All the while, he was also attempting to finalize his Canadian citizenship in order to represent the country that took him and his family in.
The paperwork was completed just last month, and like everything else to do with Davies' life, he embarked on another whirlwind journey, being whisked into Octavio Zambrano's first training camp as head coach the very next day.
His first cap for Canada followed, and Davies had a big hand in a 2-1 friendly win over Curacao.
In the three weeks between that match and the start of the Gold Cup, most of the chatter was centered around how big of a role the youngster would have in the tournament. After all, Whitecaps head coach Carl Robinson has elected to bring Davies along slowly, mixing in spot starts with several second-half appearances as the teenager grew accustomed to life in MLS.

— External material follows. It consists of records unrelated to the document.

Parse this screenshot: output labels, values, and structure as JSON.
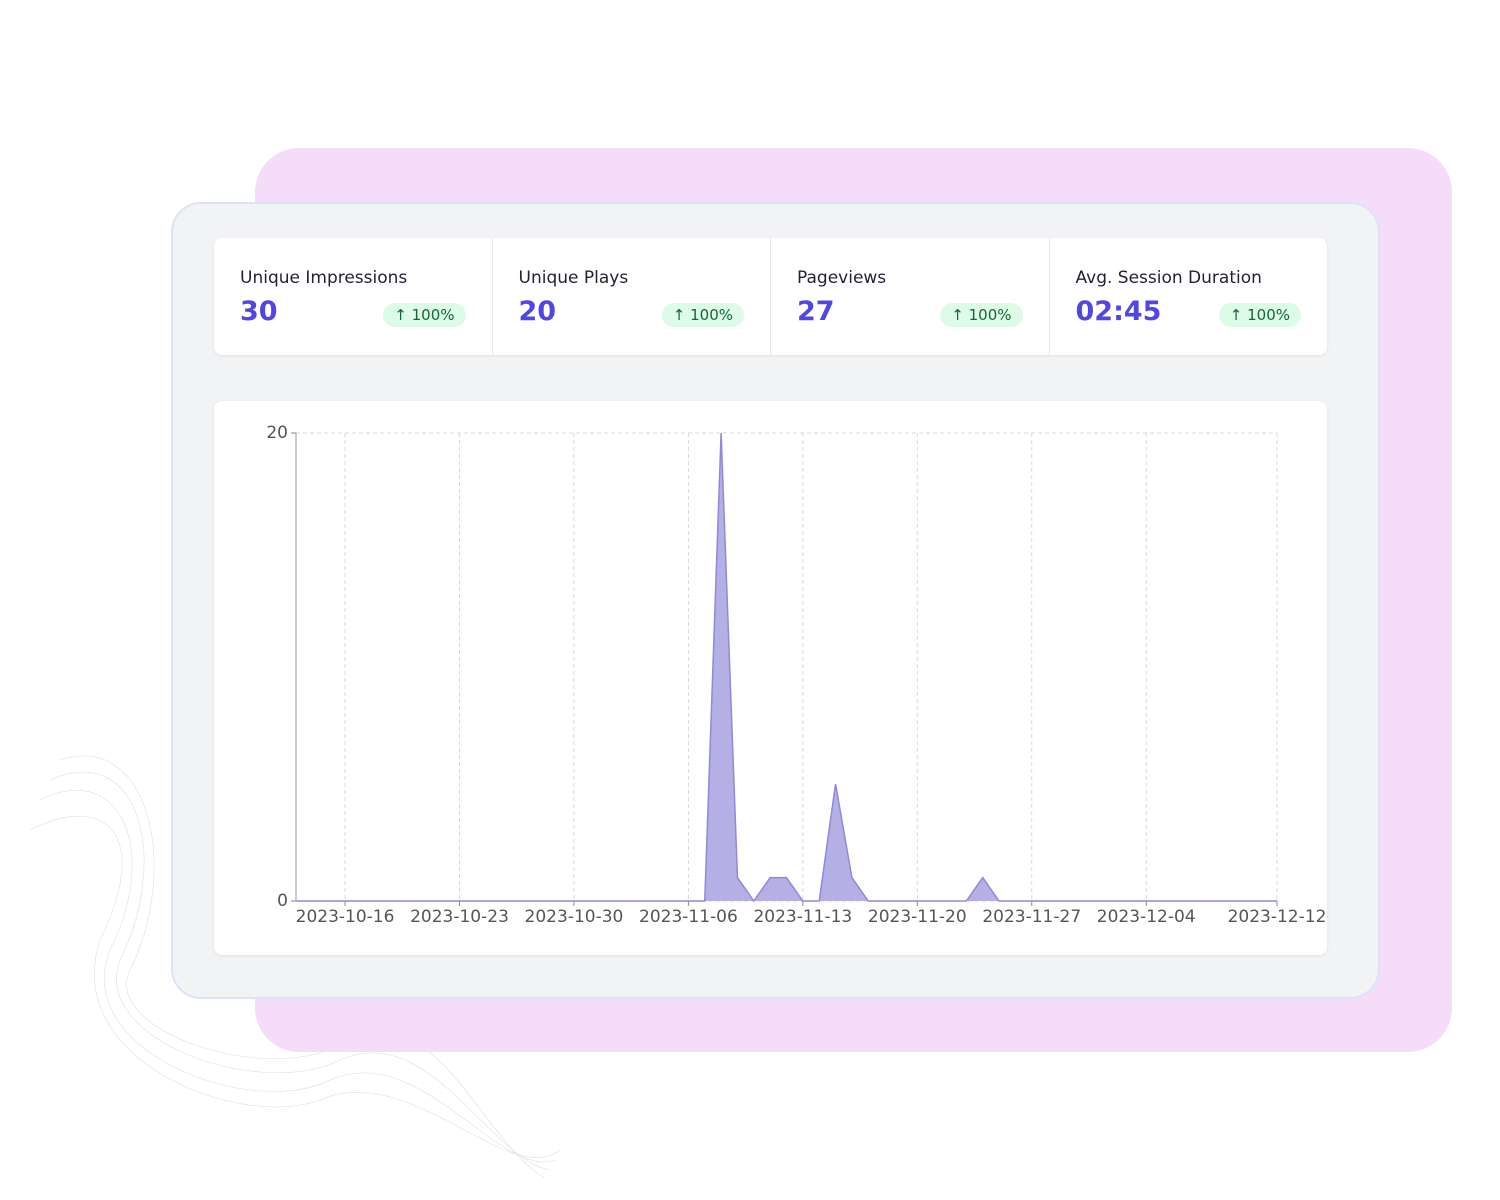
{
  "stats": [
    {
      "label": "Unique Impressions",
      "value": 30,
      "change": "100%"
    },
    {
      "label": "Unique Plays",
      "value": 20,
      "change": "100%"
    },
    {
      "label": "Pageviews",
      "value": 27,
      "change": "100%"
    },
    {
      "label": "Avg. Session Duration",
      "value": "02:45",
      "change": "100%"
    }
  ],
  "chart_data": {
    "type": "area",
    "color": "#b4b0e6",
    "line_color": "#8f89d9",
    "grid": true,
    "x": [
      "2023-10-13",
      "2023-10-14",
      "2023-10-15",
      "2023-10-16",
      "2023-10-17",
      "2023-10-18",
      "2023-10-19",
      "2023-10-20",
      "2023-10-21",
      "2023-10-22",
      "2023-10-23",
      "2023-10-24",
      "2023-10-25",
      "2023-10-26",
      "2023-10-27",
      "2023-10-28",
      "2023-10-29",
      "2023-10-30",
      "2023-10-31",
      "2023-11-01",
      "2023-11-02",
      "2023-11-03",
      "2023-11-04",
      "2023-11-05",
      "2023-11-06",
      "2023-11-07",
      "2023-11-08",
      "2023-11-09",
      "2023-11-10",
      "2023-11-11",
      "2023-11-12",
      "2023-11-13",
      "2023-11-14",
      "2023-11-15",
      "2023-11-16",
      "2023-11-17",
      "2023-11-18",
      "2023-11-19",
      "2023-11-20",
      "2023-11-21",
      "2023-11-22",
      "2023-11-23",
      "2023-11-24",
      "2023-11-25",
      "2023-11-26",
      "2023-11-27",
      "2023-11-28",
      "2023-11-29",
      "2023-11-30",
      "2023-12-01",
      "2023-12-02",
      "2023-12-03",
      "2023-12-04",
      "2023-12-05",
      "2023-12-06",
      "2023-12-07",
      "2023-12-08",
      "2023-12-09",
      "2023-12-10",
      "2023-12-11",
      "2023-12-12"
    ],
    "values": [
      0,
      0,
      0,
      0,
      0,
      0,
      0,
      0,
      0,
      0,
      0,
      0,
      0,
      0,
      0,
      0,
      0,
      0,
      0,
      0,
      0,
      0,
      0,
      0,
      0,
      0,
      20,
      1,
      0,
      1,
      1,
      0,
      0,
      5,
      1,
      0,
      0,
      0,
      0,
      0,
      0,
      0,
      1,
      0,
      0,
      0,
      0,
      0,
      0,
      0,
      0,
      0,
      0,
      0,
      0,
      0,
      0,
      0,
      0,
      0,
      0
    ],
    "xlim": [
      "2023-10-13",
      "2023-12-12"
    ],
    "xticks": [
      "2023-10-16",
      "2023-10-23",
      "2023-10-30",
      "2023-11-06",
      "2023-11-13",
      "2023-11-20",
      "2023-11-27",
      "2023-12-04",
      "2023-12-12"
    ],
    "ylim": [
      0,
      20
    ],
    "yticks": [
      0,
      20
    ]
  }
}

But Zambrano spoke of Davies as much more than an occasional contributor, even hinting that the youngest player to ever suit up for Canada could start in the regional tournament — Canada's only real games until World Cup qualifying for Qatar 2022 starts up in two years' time. Even so, most wrote it off as Zambrano talking the kid up, giving him a confidence boost before taking the safe route and letting him feature from the bench.

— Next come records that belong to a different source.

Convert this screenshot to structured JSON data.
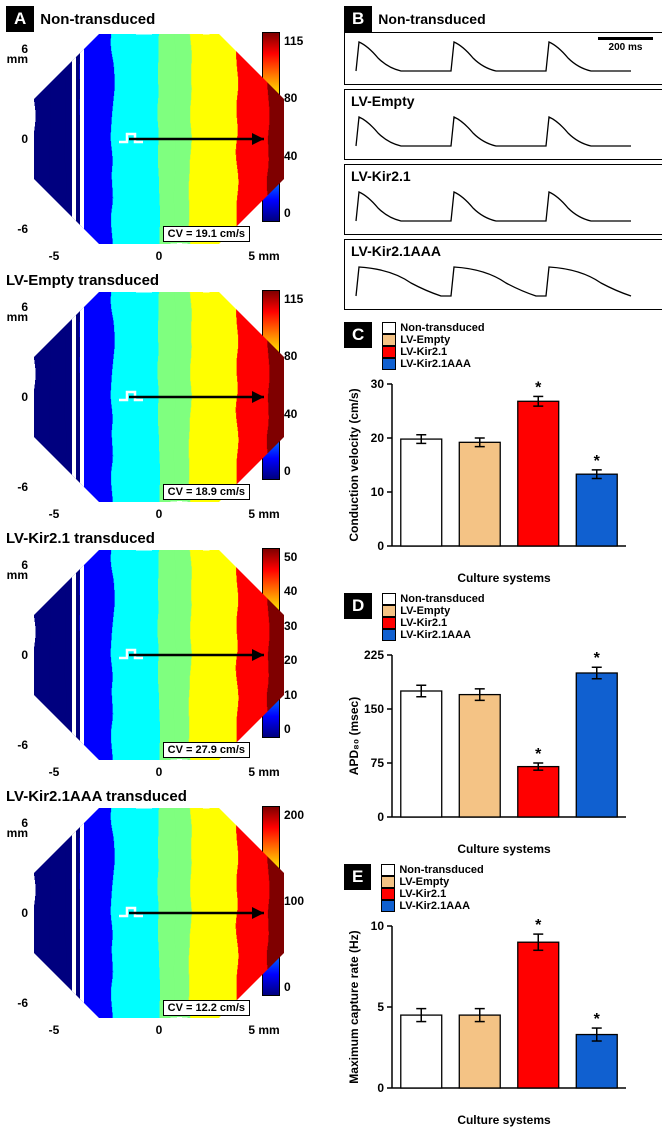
{
  "colors": {
    "non_transduced": "#ffffff",
    "lv_empty": "#f4c385",
    "lv_kir21": "#ff0000",
    "lv_kir21aaa": "#1060d0"
  },
  "heatmaps": [
    {
      "title": "Non-transduced",
      "cv_label": "CV = 19.1 cm/s",
      "colorbar_ticks": [
        "115",
        "80",
        "40",
        "0"
      ],
      "x_ticks": [
        "-5",
        "0",
        "5 mm"
      ],
      "y_ticks": [
        "6",
        "0",
        "-6"
      ],
      "y_unit": "mm"
    },
    {
      "title": "LV-Empty transduced",
      "cv_label": "CV = 18.9 cm/s",
      "colorbar_ticks": [
        "115",
        "80",
        "40",
        "0"
      ],
      "x_ticks": [
        "-5",
        "0",
        "5 mm"
      ],
      "y_ticks": [
        "6",
        "0",
        "-6"
      ],
      "y_unit": "mm"
    },
    {
      "title": "LV-Kir2.1 transduced",
      "cv_label": "CV = 27.9 cm/s",
      "colorbar_ticks": [
        "50",
        "40",
        "30",
        "20",
        "10",
        "0"
      ],
      "x_ticks": [
        "-5",
        "0",
        "5 mm"
      ],
      "y_ticks": [
        "6",
        "0",
        "-6"
      ],
      "y_unit": "mm"
    },
    {
      "title": "LV-Kir2.1AAA transduced",
      "cv_label": "CV = 12.2 cm/s",
      "colorbar_ticks": [
        "200",
        "100",
        "0"
      ],
      "x_ticks": [
        "-5",
        "0",
        "5 mm"
      ],
      "y_ticks": [
        "6",
        "0",
        "-6"
      ],
      "y_unit": "mm"
    }
  ],
  "traces": {
    "scalebar": "200 ms",
    "rows": [
      {
        "title": "Non-transduced"
      },
      {
        "title": "LV-Empty"
      },
      {
        "title": "LV-Kir2.1"
      },
      {
        "title": "LV-Kir2.1AAA"
      }
    ]
  },
  "legend_items": [
    {
      "label": "Non-transduced",
      "color_key": "non_transduced"
    },
    {
      "label": "LV-Empty",
      "color_key": "lv_empty"
    },
    {
      "label": "LV-Kir2.1",
      "color_key": "lv_kir21"
    },
    {
      "label": "LV-Kir2.1AAA",
      "color_key": "lv_kir21aaa"
    }
  ],
  "barcharts": {
    "C": {
      "ylabel": "Conduction velocity (cm/s)",
      "xlabel": "Culture systems",
      "ymax": 30,
      "ytick_step": 10,
      "bars": [
        {
          "label": "Non-transduced",
          "value": 19.8,
          "err": 0.8,
          "sig": false,
          "color_key": "non_transduced"
        },
        {
          "label": "LV-Empty",
          "value": 19.2,
          "err": 0.8,
          "sig": false,
          "color_key": "lv_empty"
        },
        {
          "label": "LV-Kir2.1",
          "value": 26.8,
          "err": 0.9,
          "sig": true,
          "color_key": "lv_kir21"
        },
        {
          "label": "LV-Kir2.1AAA",
          "value": 13.3,
          "err": 0.8,
          "sig": true,
          "color_key": "lv_kir21aaa"
        }
      ]
    },
    "D": {
      "ylabel": "APD₈₀ (msec)",
      "xlabel": "Culture systems",
      "ymax": 225,
      "ytick_step": 75,
      "bars": [
        {
          "label": "Non-transduced",
          "value": 175,
          "err": 8,
          "sig": false,
          "color_key": "non_transduced"
        },
        {
          "label": "LV-Empty",
          "value": 170,
          "err": 8,
          "sig": false,
          "color_key": "lv_empty"
        },
        {
          "label": "LV-Kir2.1",
          "value": 70,
          "err": 5,
          "sig": true,
          "color_key": "lv_kir21"
        },
        {
          "label": "LV-Kir2.1AAA",
          "value": 200,
          "err": 8,
          "sig": true,
          "color_key": "lv_kir21aaa"
        }
      ]
    },
    "E": {
      "ylabel": "Maximum capture rate (Hz)",
      "xlabel": "Culture systems",
      "ymax": 10,
      "ytick_step": 5,
      "bars": [
        {
          "label": "Non-transduced",
          "value": 4.5,
          "err": 0.4,
          "sig": false,
          "color_key": "non_transduced"
        },
        {
          "label": "LV-Empty",
          "value": 4.5,
          "err": 0.4,
          "sig": false,
          "color_key": "lv_empty"
        },
        {
          "label": "LV-Kir2.1",
          "value": 9.0,
          "err": 0.5,
          "sig": true,
          "color_key": "lv_kir21"
        },
        {
          "label": "LV-Kir2.1AAA",
          "value": 3.3,
          "err": 0.4,
          "sig": true,
          "color_key": "lv_kir21aaa"
        }
      ]
    }
  },
  "panel_labels": {
    "A": "A",
    "B": "B",
    "C": "C",
    "D": "D",
    "E": "E"
  },
  "jet_stops": [
    {
      "o": 0.0,
      "c": "#00007f"
    },
    {
      "o": 0.11,
      "c": "#0000ff"
    },
    {
      "o": 0.34,
      "c": "#00ffff"
    },
    {
      "o": 0.5,
      "c": "#7fff7f"
    },
    {
      "o": 0.65,
      "c": "#ffff00"
    },
    {
      "o": 0.89,
      "c": "#ff0000"
    },
    {
      "o": 1.0,
      "c": "#7f0000"
    }
  ]
}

So when the starting lineups were published an hour before Friday's match, with Davies' name included, eyebrows were raised.
It didn't matter though. From his first few touches Davies showed he belonged on the same field with players up to 20 years his senior.
An early first-half foray showed the youngster's naivety, as he charged down the left flank with a streaking Lucas Cavallini in front of goal. Instead of hitting an early cross to his wide open teammate, Davies elected to take another touch, getting himself closer to goal but also allowing Leon to take away the angle for the easy ball across to Cavallini.
That he was able to stride confidently down the wing to create the opportunity was a positive, but as an exasperated Cavallini gestured, it was apparent that Davies had miscalculated.
It wouldn't happen again.
The next time Davies received the ball in a similar position was in the 60th minute, and this time the youngster powered past his defender and calmly slotted the ball through the legs of the onrushing French Guiana 'keeper. He did it again with his next touch in the final third, deftly stroking an Anthony Jackson-Hamel feed through Leon's legs for the game's final goal.
As he sprinted over to the corner flag and celebrated with his teammates in a manner so enthusiastic it could only come from a teenager, the online world lit up and chatter about the youngest goal scorer in Gold Cup history begun.
Alphonso Davies had arrived on the international scene.